Mientras, el chavismo busca triangular y vender sus reservas de oro, de modo de hacerse de las divisas que le permitan seguir importando bienes de consumo básicos por el mayor tiempo posible. El tiempo, por poco que se pueda comprar, es, para el régimen, justamente oro.

El instrumento de las sanciones petroleras de Estados Unidos es, al parecer, demoledor y solo podría ser contrarrestado parcialmente con una apuesta todavía mayor de Rusia y China al vínculo con el régimen.

El chavismo busca triangular y vender sus reservas de oro, de modo de hacerse de las divisas que le permitan seguir importando bienes de consumo básicos. El tiempo, por poco que se pueda comprar, es para el régimen, justamente oro.
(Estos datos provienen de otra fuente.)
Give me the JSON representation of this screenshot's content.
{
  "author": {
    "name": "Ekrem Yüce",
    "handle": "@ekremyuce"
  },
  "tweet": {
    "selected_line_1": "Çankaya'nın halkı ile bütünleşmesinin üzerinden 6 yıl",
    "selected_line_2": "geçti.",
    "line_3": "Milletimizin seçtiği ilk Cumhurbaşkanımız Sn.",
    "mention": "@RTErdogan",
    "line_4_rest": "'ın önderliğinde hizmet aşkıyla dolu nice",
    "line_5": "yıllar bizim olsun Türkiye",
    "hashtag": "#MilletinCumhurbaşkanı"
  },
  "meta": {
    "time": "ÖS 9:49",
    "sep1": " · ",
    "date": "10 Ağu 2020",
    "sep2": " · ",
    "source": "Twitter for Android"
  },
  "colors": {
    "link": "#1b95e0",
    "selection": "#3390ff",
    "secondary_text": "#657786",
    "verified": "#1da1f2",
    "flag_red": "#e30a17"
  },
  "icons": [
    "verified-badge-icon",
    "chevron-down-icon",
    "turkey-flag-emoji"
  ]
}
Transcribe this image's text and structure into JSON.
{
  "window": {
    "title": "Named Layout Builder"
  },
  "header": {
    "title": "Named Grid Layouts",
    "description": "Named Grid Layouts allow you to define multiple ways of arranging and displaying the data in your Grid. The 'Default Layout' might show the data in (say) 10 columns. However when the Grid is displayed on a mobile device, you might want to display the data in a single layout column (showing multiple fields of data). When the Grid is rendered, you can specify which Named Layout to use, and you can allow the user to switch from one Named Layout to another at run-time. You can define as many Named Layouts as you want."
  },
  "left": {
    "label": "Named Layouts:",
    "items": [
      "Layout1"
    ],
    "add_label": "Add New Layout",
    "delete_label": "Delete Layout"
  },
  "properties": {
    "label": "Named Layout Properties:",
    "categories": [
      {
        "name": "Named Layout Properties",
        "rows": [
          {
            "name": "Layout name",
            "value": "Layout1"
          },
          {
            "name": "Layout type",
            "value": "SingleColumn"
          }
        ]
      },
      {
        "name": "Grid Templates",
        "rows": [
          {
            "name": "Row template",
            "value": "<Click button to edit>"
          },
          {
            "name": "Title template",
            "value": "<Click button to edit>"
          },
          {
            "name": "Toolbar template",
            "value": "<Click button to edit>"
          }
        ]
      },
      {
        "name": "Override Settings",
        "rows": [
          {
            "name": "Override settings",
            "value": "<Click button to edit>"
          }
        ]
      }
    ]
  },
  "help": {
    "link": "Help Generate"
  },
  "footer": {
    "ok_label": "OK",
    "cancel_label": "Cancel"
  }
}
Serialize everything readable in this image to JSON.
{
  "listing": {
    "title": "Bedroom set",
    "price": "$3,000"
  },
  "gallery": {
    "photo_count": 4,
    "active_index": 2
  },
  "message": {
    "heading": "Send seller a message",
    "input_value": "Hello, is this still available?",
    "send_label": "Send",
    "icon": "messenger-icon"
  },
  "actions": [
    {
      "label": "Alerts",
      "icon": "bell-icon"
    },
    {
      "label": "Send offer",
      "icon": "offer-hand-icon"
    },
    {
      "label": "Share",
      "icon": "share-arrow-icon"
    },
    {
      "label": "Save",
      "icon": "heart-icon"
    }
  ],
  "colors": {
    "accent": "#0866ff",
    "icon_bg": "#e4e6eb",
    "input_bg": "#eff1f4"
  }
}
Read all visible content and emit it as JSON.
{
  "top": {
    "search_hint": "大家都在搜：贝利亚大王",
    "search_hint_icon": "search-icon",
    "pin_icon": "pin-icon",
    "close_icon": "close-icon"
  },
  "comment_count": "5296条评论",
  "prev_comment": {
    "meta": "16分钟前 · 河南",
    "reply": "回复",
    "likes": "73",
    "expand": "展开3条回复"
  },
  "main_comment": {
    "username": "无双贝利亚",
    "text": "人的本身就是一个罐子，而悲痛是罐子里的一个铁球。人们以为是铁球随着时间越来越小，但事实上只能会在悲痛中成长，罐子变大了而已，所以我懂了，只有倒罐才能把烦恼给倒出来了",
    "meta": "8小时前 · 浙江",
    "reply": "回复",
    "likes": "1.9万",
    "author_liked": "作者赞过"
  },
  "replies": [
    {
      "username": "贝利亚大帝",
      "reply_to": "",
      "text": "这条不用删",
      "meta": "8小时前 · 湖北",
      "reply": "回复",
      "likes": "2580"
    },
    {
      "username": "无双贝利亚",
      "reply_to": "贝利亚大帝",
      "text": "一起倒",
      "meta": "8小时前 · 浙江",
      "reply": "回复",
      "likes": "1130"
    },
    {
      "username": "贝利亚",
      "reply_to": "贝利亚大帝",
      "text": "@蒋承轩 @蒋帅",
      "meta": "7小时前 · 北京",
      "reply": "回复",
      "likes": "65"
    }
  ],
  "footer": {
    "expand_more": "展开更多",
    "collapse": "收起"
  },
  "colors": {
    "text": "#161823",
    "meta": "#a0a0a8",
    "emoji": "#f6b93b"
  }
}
5. Los alineamientos internacionales. El lunes, varios países europeos liderados por Francia, Alemania, el Reino Unido y España reconocieron a Guaidó como autoridad legítima después de que Maduro no atendiera su ultimátum de convocar a elecciones presidenciales. Al contrario, el chavista dijo que, si va a haber elecciones anticipadas, serán para renovar la Asamblea Nacional, un intento de desactivar el poder remanente de ese legislativo opositor.

El crecimiento del respaldo internacional contribuye a que el Gobierno mantenga a su Poder Judicial con el bozal puesto, que ya amagó con ir contra el opositor, a quien le tiene por ahora prohibido salir del país. Además, la suma de apoyos al joven titular de la AN puede terminar por cerrarle al país más mercados, tanto de exportación como de importación. Pero ésa es una pelea de, al menos, mediano plazo que seguirá haciendo de Venezuela el campo de una batalla indirecta entre potencias al mejor estilo de la Guerra Fría.

6. Una cuestión de plazos. La situación del chavismo luce crítica, más por las sanciones estadounidenses que por lo que dice la calle. La oposición se seguirá movilizando, pero el régimen todavía mantiene sectores que lo apoyan de modo militante. La interna militar, en tanto, es todo un albur. Hace pocas semanas, The Washington Post dijo que el poderoso ministro de Defensa, Vladimir Padrino López, le había sugerido a Maduro la posibilidad de que dé un paso al costado. Observadores venezolanos que miran desde la oposición el humor de los militares le dijeron a Letra P que la versión no parece muy probable. La cuestión quedó, sin embargo, flotando.

¿Habrá espacio para una tercera vía, diferente del triunfo sin atenuantes de Maduro o de Guaidó, algo así como un golpe dentro del chavismo?

(Nota publicada en Letra P).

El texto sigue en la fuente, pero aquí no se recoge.